Les femmes d’abord, car c’est la moindre des politesses. Pour accompagner la folie de Queen of Earth, le dernier film d’Alex Ross Perry, et celle de Sweetie, le premier long de Jane Campion, notre nouveau Cycle Femmes sous influence rassemble les destins tourmentés de quelques grands personnages féminins. Quant aux hommes, ils sont surreprésentés dans nos trois événements de la semaine. Jeudi à 20h30, les 12 Hommes en Colère de Sidney Lumet vont s’entredéchirer lors de la séance-débat du Cinéma-Club. Lundi à 20h, le docteur Frankenstein et sa créature, version James Whale, vont nous faire frissonner lors du Ciné-Club Univers Divergent. Mardi, encore une histoire d’hommes avec La Dernière Chasse, classique du western de Richard Brooks, choisi par le Ciné-Club Positif. Quant aux films du Cycle William Friedkin, mené par French Connection, pas sûr qu’ils réussissent tous le test de Bechdel…
12 Hommes en Colère est indubitablement l’un des plus grands films du cinéma. Il lança d’ailleurs la carrière de son réalisateur, Sidney Lumet, qui fit preuve d’une immense maîtrise pour rendre haletant le huis clos d’une délibération. Seul un des jurés, le numéro 8, sublime Henry Fonda, refuse d’envoyer le jeune accusé de parricide sur la chaise électrique et va tenter de convaincre les 11 autres. Excellent choix du Cinéma-Club pour ce jeudi soir, avec un débat et un cocktail à suivre.

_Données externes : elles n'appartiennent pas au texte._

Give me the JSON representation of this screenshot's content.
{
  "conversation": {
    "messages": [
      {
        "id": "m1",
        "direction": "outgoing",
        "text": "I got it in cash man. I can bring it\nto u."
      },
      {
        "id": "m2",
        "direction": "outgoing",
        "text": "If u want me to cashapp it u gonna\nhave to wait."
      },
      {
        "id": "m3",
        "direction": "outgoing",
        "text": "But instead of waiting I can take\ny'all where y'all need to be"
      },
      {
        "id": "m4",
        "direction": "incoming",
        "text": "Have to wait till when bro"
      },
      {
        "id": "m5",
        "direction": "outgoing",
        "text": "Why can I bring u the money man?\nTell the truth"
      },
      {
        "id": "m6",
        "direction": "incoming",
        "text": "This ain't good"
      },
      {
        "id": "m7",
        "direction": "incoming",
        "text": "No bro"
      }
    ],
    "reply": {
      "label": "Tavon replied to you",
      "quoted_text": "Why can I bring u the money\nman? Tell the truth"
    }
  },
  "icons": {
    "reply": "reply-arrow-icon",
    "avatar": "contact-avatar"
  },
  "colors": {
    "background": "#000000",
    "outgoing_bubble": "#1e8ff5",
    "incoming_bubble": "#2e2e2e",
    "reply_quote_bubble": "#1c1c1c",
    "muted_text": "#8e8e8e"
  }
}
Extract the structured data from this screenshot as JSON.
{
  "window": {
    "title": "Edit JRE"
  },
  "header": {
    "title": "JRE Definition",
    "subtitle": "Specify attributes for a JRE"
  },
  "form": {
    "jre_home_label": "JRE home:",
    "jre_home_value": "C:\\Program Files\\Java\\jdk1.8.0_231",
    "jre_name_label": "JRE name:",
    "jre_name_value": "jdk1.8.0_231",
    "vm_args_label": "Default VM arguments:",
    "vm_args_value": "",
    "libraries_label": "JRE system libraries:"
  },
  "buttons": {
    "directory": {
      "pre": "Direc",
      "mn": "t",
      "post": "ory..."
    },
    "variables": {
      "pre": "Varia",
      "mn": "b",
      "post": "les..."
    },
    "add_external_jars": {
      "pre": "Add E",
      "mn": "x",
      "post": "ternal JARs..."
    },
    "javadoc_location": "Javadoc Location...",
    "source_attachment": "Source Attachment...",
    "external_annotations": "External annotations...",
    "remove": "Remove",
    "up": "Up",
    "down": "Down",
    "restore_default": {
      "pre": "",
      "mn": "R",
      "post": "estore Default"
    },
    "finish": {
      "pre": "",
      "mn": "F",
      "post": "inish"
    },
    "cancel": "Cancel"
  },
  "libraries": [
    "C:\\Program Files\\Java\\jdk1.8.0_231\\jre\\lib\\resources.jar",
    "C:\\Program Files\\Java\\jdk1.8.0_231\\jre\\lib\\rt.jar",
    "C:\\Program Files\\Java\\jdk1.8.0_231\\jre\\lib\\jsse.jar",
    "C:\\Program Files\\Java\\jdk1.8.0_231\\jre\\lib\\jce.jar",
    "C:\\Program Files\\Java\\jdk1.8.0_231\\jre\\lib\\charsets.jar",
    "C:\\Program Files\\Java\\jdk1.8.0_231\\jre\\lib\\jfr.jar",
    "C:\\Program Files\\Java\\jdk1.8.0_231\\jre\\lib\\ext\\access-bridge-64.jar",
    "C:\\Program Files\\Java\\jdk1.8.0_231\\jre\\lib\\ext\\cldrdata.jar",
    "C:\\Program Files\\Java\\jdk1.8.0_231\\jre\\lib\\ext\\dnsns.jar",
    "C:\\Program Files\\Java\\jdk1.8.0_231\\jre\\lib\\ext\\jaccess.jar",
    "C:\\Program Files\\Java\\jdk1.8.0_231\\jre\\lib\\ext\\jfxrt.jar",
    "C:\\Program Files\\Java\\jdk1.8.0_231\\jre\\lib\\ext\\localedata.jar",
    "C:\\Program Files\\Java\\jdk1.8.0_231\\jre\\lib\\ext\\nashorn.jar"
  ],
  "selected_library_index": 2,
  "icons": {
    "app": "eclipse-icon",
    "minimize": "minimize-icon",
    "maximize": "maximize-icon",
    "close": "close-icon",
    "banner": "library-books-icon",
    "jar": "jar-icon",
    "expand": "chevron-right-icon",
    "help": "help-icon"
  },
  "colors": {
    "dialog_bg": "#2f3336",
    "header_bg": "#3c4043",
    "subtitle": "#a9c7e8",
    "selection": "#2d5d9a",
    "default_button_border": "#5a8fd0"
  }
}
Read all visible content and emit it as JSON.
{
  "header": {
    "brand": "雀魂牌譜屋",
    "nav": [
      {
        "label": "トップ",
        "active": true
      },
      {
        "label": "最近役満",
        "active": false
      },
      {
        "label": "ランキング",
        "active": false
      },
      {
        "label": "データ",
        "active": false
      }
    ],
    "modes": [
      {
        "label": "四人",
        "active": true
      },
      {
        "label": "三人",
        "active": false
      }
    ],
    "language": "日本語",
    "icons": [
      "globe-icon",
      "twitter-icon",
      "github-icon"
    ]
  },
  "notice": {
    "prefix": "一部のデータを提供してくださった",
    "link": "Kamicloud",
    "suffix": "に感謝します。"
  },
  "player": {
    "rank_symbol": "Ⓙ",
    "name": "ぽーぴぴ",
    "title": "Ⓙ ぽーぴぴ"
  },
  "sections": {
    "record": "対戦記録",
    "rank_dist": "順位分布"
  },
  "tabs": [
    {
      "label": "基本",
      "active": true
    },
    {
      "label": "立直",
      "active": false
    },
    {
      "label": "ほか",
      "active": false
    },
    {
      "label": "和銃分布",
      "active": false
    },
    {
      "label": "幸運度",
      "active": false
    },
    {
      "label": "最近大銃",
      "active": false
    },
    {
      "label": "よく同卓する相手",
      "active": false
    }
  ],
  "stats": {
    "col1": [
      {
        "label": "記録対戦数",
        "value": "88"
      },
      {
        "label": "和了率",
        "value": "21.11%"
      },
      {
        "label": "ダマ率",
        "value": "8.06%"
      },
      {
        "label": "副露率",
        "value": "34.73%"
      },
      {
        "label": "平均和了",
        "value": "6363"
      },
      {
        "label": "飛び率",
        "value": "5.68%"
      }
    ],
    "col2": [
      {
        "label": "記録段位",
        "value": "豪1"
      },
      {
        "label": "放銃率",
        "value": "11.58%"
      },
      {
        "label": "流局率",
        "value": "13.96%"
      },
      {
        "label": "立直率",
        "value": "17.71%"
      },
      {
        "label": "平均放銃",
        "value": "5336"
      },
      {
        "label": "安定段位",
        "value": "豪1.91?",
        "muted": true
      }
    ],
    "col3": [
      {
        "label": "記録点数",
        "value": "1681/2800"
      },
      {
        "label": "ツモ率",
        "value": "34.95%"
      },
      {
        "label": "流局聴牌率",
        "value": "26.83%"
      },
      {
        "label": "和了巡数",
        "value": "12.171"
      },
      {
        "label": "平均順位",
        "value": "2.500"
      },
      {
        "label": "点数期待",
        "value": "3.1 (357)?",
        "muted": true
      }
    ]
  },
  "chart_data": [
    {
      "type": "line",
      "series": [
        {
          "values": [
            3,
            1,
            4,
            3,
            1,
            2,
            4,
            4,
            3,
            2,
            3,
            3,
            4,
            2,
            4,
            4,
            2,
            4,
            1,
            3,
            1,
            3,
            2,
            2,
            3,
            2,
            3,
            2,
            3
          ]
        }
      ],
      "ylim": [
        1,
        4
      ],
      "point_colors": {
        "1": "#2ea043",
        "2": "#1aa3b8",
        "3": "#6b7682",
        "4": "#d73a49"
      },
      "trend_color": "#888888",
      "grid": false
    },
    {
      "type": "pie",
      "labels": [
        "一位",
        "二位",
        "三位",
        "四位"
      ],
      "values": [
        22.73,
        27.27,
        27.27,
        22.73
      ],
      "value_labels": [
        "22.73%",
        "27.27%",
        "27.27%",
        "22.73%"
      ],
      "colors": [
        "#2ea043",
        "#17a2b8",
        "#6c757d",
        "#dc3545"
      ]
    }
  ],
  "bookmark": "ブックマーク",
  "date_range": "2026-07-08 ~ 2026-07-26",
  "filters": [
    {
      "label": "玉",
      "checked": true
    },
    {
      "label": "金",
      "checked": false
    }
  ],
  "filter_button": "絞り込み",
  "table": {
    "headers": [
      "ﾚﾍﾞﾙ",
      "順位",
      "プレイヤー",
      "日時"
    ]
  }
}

Lundi, le Ciné-Club Univers Divergents nous fait changer de genre, mais nous propose un autre grand classique. Le Frankenstein de James Whale, produit par le fameux Carl Laemmle en 1931, est la plus célèbre (et notre préférée) des adaptations du mythe prométhéen inventé par Mary Shelley. Reconnaissons qu’elle doit beaucoup à la prestation de Boris Karloff en créature, devenue une icône du cinéma. Le débat animé par le chercheur François Taddei, le critique Jean-Michel Frodon et la psychanalyste spécialiste des questions d’éthique Monette Vacquin s’annonce passionnant et sera suivi d’un verre au Grand Bar.
Le lendemain, mardi donc, également à 20h, notre chère revue de cinéma nous convie à son Ciné-Club Positif. C’est le grand Yann Tobin qui nous présentera La Dernière Chasse, réalisé par Richard Brooks en 1956. Deux chasseurs de bisons, Robert Taylor et Stewart Granger, s’opposent sur la façon de traiter la vie. Celle des animaux, mais aussi celle des Indiens, considérée par l’un d’eux à peu près au même niveau. ça va barder dans l’ouest, dans ce western de la prise de conscience.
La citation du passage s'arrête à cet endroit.